感覺自己的頭要炸開了一樣疼,嗓子裡又癢又干,我竭力想要嘶喊,卻發不出一點聲音。身體是貼著冰涼的地板,全身的衣服都已經濕透,貼在身上冷得徹骨。我以為自己在做噩夢,想要睜開眼睛逃離夢境卻始終睜不開。昏昏沉沉間意識又陷入一片模糊。
「這女人怎麼一直睡覺!」
「讓她睡吧!等我們拿了錢,她反正是永遠不會醒來了!」
噩夢般的聲音猛得串進我的耳朵,原本掙扎的眼皮一下子就睜開,映入眼簾的就是一間沒有開始建造的房子,空曠的室內只扔了兩床被褥,有水珠滴滴答答在牆的縫隙裡滴落,而我躺著的就是漏水最嚴重的地方。

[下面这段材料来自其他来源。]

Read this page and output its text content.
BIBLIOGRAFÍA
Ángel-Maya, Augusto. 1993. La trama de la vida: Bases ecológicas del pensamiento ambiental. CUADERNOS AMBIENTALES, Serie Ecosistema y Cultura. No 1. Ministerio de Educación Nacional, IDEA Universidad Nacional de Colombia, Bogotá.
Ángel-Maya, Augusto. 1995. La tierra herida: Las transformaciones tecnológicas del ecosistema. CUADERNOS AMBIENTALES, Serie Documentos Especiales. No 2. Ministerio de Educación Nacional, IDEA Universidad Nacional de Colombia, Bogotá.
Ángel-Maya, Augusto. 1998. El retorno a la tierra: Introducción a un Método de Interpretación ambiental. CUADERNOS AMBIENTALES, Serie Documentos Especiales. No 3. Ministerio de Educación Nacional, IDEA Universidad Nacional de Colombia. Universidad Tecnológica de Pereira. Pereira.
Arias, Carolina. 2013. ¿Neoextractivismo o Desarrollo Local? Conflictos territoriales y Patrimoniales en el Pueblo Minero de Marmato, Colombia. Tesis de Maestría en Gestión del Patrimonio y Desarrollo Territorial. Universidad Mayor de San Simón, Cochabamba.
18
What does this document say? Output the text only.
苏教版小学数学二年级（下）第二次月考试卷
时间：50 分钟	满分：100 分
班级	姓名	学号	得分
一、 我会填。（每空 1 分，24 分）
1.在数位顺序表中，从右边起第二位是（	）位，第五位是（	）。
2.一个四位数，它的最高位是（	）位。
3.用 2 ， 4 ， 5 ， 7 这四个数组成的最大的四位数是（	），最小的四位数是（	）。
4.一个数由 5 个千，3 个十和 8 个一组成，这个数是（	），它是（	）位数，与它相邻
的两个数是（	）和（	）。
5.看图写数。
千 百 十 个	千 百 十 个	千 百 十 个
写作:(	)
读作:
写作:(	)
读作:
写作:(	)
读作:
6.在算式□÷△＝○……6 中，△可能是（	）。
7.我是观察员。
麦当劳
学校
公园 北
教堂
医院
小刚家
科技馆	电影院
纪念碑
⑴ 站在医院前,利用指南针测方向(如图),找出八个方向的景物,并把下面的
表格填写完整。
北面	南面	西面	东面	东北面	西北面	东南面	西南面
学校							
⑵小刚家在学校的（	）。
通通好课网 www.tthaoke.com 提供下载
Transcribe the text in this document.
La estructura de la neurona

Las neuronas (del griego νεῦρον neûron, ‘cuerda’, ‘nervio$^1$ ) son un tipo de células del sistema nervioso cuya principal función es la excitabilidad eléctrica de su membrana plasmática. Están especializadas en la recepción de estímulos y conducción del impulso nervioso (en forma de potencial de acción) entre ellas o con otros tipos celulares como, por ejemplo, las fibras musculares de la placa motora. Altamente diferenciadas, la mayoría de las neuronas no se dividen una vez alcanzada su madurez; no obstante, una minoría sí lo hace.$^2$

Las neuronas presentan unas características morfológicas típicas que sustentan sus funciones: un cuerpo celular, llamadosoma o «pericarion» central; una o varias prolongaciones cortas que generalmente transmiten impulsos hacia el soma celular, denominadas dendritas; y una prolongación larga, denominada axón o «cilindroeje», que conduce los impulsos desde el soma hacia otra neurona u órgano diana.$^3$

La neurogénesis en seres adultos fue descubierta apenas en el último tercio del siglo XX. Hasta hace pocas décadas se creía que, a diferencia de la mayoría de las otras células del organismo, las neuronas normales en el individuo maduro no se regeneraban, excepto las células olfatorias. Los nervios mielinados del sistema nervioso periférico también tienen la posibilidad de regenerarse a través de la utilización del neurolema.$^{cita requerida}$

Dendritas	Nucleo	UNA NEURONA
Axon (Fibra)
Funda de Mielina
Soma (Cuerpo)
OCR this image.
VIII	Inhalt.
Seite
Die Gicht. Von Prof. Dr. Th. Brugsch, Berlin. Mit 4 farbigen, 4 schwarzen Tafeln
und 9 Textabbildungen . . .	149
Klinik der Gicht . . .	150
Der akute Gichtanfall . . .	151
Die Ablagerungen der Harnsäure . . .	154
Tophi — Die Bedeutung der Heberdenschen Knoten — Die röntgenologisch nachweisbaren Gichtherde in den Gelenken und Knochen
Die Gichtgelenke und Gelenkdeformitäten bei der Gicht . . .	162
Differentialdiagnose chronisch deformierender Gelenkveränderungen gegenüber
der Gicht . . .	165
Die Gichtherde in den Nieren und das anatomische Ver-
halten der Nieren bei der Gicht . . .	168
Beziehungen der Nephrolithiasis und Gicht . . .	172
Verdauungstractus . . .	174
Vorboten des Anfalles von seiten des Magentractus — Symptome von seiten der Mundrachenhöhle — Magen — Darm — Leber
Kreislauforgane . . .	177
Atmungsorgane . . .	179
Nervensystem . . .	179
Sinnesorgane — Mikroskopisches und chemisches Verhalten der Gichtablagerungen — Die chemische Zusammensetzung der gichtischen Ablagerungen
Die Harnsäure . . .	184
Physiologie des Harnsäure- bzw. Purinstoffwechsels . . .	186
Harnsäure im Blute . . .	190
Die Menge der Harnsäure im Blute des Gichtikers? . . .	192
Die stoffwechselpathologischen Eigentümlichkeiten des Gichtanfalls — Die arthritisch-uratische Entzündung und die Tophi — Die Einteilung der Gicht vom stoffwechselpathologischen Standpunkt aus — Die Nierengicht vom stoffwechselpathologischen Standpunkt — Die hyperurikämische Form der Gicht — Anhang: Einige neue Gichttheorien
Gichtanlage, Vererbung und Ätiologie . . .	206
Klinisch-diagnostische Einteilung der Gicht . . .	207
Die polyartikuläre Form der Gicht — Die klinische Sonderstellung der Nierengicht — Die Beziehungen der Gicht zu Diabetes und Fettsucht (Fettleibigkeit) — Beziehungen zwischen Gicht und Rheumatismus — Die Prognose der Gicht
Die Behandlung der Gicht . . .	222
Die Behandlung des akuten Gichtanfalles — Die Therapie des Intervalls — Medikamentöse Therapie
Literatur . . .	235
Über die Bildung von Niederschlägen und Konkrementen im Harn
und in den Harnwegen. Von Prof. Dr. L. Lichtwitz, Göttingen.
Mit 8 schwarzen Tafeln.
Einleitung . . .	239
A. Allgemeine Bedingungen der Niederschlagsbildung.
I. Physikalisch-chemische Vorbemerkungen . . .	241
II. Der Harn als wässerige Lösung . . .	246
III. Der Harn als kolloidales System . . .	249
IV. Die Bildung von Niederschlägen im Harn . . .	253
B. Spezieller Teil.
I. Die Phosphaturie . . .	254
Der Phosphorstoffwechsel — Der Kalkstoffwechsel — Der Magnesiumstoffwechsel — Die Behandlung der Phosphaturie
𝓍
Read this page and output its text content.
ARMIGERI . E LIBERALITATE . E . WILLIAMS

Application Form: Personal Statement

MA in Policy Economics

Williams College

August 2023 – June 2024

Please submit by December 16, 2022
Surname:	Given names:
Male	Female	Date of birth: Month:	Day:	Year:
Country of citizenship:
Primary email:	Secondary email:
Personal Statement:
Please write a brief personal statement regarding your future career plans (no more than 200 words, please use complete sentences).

「唔……唔……」我下意識的反應是喊救命,卻發現嘴巴被嚴嚴實實地摀住,兩隻手放在背後緊緊捆在一起。許是注意到這邊的動靜,其中一個男人走到我跟前見我醒了,他就猥瑣地笑:「呵,你終於醒了!竟然睡了一晚上!漬漬,瞪我幹什麼!要不是你還有用,哥哥早就把你……嘿嘿!」猥瑣男說完還對著我舔了舔嘴唇,看得我直反胃。
「唔唔……」
「藥子,把她嘴裡的布摘掉,看她想說什麼。」另一個男人發話。
「大哥,這怎麼行!」被稱為藥子的男人立馬阻止。